The beef was superb. It’s a bit of a treat, as the beef ain’t cheap (around $20 for a 400g piece of fillet, which serves 2) — so whilst it was lovely, not something we’re going to have often (but perhaps great for a dinner party, as it is quick and easy). I seared the beef on all sides in a hot oven-proof pan, then popped in a 180 degree oven for about 10 minutes. You can tell how well-done it is by giving it a squeeze with your tongs — if it feels soft, it’s rare; greater resistance and it’s well done. Ours was perfect — pink in the middle and melt in the mouth. The schezuan peppercorns, ground to a fine powder with salt in my mortar and pestle, gave it such an incredible flavour. And the ginger greens — yum! I used bok choy and brocollini.

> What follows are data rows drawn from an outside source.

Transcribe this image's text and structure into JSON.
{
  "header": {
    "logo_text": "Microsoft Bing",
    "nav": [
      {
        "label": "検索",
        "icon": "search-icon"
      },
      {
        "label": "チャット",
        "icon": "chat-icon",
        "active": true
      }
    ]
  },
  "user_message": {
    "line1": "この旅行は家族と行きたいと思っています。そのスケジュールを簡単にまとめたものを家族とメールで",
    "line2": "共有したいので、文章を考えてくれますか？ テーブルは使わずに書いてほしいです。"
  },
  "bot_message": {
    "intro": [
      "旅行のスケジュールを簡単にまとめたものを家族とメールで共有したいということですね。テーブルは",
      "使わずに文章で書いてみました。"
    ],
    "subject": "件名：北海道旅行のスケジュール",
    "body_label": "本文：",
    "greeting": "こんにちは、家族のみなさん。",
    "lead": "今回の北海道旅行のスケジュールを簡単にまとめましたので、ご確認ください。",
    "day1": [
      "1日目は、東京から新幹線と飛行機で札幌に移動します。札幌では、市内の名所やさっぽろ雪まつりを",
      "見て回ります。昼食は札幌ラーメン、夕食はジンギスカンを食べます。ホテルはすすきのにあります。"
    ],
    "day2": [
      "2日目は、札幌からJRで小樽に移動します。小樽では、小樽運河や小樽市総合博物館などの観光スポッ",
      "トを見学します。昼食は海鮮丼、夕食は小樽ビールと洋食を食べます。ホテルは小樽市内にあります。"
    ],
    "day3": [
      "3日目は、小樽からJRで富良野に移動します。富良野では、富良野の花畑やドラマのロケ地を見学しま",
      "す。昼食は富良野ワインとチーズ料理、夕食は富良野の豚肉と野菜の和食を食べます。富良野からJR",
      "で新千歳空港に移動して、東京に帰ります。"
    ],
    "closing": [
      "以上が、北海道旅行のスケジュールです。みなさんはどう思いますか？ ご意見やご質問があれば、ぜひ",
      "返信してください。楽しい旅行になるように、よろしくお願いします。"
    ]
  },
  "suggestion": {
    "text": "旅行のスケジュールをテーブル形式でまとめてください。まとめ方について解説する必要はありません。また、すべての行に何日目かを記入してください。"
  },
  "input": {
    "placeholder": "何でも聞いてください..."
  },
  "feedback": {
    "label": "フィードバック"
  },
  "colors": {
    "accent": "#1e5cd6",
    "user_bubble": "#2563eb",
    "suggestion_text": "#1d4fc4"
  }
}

The chicken quesadillas really needed the tomato salad accompaniment, plus a tomato salsa to add a little zing. I had neither, unfortunately. But they were still really tasty — I loved the green chilli in the chicken mix.
The risotto recipe suggests chopping up the pancetta and adding to the baking dish with the rest of the ingredients (stock, etc). I bought a couple extra slices so that I could fry in a pan with sage until crispy, and place on the top of the dish (with shaved parmesan, of course) to serve. I found that whilst the pancetta added flavour to the body of the risotto, the little extra on top made it a little more interesting and added to texture.
I had a trés biz weekend, was unfortunately unable to squeeze in a food shop. So, we’re having pantry dinners — let’s see how many meals I can invent from my cupboard’s bits and bobs! Tonight we’re having a tuna pasta bake. Tasty, but not quite schezuan pepper beef!